Leider sind Assistenzhunde sehr teuer, zumindest dann, wenn sie gut ausgebildet werden. Die Krankenkassen bezuschussen das selten bis nie, meine stellt sich komplett quer. Die Summe muss ich also irgendwie alleine aufbringen. Seit zwei Jahren sparen wir jeden Cent von unserem BAföG ab. Trotzdem fehlt noch eine ziemliche Menge Geld. Wer mich und mein Unternehmen, endlich wieder ein halbwegs normales Leben zu führen, unterstützen möchte, kann das gerne unter dem folgenden Link machen.
https://www.leetchi.com/c/ptbs-assistenzhund-fuer-julia
Assistenzhunde sind in unserer Gesellschaft noch vollkommen verkannt (oder unbekannt, je nachdem). Obwohl es inzwischen gut belegt ist, welchen positiven Einfluss Tiere und vor allem Hunde auf unsere Psyche haben können, gelten Assistenzhunde als Luxusgut. Da stellt sich mir ehrlich die Frage, ob Brillen dann nicht auch ein Luxusgut sind. Oder Rollstühle. Oder Blindenstöcke. Ich kann meine Wohnung nicht verlassen.

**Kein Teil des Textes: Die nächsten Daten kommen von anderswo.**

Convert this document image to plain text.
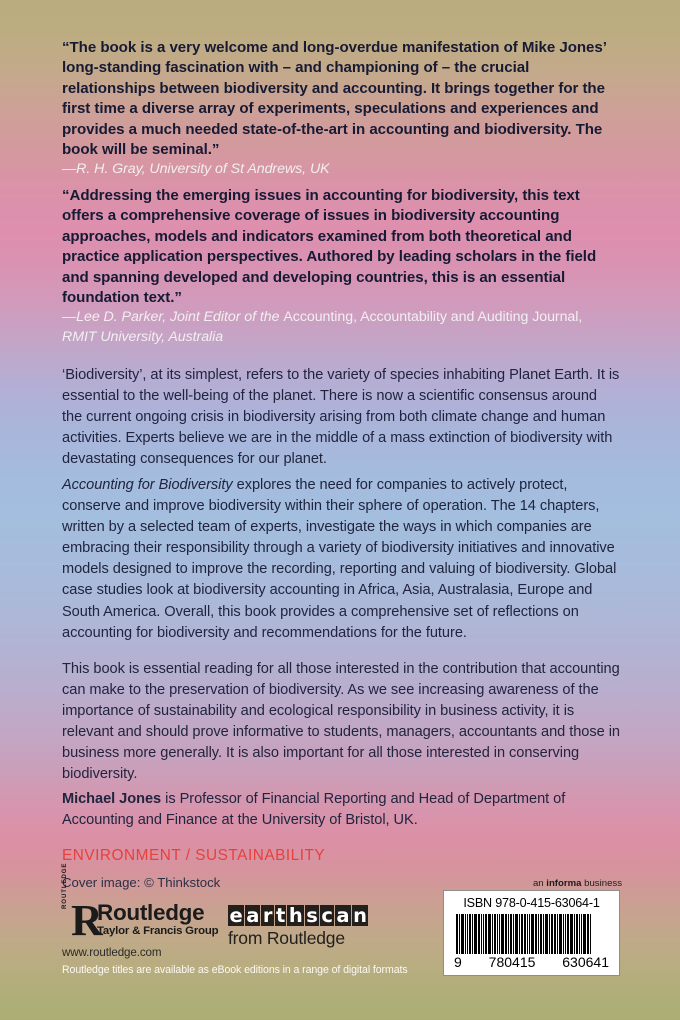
“The book is a very welcome and long-overdue manifestation of Mike Jones’ long-standing fascination with – and championing of – the crucial relationships between biodiversity and accounting. It brings together for the first time a diverse array of experiments, speculations and experiences and provides a much needed state-of-the-art in accounting and biodiversity. The book will be seminal.”

—R. H. Gray, University of St Andrews, UK

“Addressing the emerging issues in accounting for biodiversity, this text offers a comprehensive coverage of issues in biodiversity accounting approaches, models and indicators examined from both theoretical and practice application perspectives. Authored by leading scholars in the field and spanning developed and developing countries, this is an essential foundation text.”

—Lee D. Parker, Joint Editor of the Accounting, Accountability and Auditing Journal, RMIT University, Australia

‘Biodiversity’, at its simplest, refers to the variety of species inhabiting Planet Earth. It is essential to the well-being of the planet. There is now a scientific consensus around the current ongoing crisis in biodiversity arising from both climate change and human activities. Experts believe we are in the middle of a mass extinction of biodiversity with devastating consequences for our planet.

Accounting for Biodiversity explores the need for companies to actively protect, conserve and improve biodiversity within their sphere of operation. The 14 chapters, written by a selected team of experts, investigate the ways in which companies are embracing their responsibility through a variety of biodiversity initiatives and innovative models designed to improve the recording, reporting and valuing of biodiversity. Global case studies look at biodiversity accounting in Africa, Asia, Australasia, Europe and South America. Overall, this book provides a comprehensive set of reflections on accounting for biodiversity and recommendations for the future.

This book is essential reading for all those interested in the contribution that accounting can make to the preservation of biodiversity. As we see increasing awareness of the importance of sustainability and ecological responsibility in business activity, it is relevant and should prove informative to students, managers, accountants and those in business more generally. It is also important for all those interested in conserving biodiversity.

Michael Jones is Professor of Financial Reporting and Head of Department of Accounting and Finance at the University of Bristol, UK.

ENVIRONMENT / SUSTAINABILITY

Cover image: © Thinkstock

ROUTLEDGE
R
Routledge
Taylor & Francis Group
www.routledge.com
e a r t h s c a n
from Routledge
an informa business
ISBN 978-0-415-63064-1
9 780415 630641
Routledge titles are available as eBook editions in a range of digital formats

Ich kann am normalen gesellschaftlichen Leben nur sehr eingeschränkt teilnehmen (und das habe ich mir schon hart erkämpft). Der Hund bietet mir eine Möglichkeit, wieder das Leben zu ergreifen und es zu spüren – zumindest mehr davon als dauernde Panikattacken und hohe Anspannung.
Ich freue mich sehr auf meine kleine Fellnase. Im Moment wird noch nach einem passenden Welpen gesucht, dann folgen 22 Monate Ausbildung (am Anfang natürlich noch weniger, weil der kleine Schnuff ja erst mal älter werden muss). Dann habe ich einen Assistenzhund. Einen Hund, einen Freund, der mir dabei helfen kann, die Dämonen von früher zu bekämpfen. Mit sehr viel Kuscheln und Anstupsen.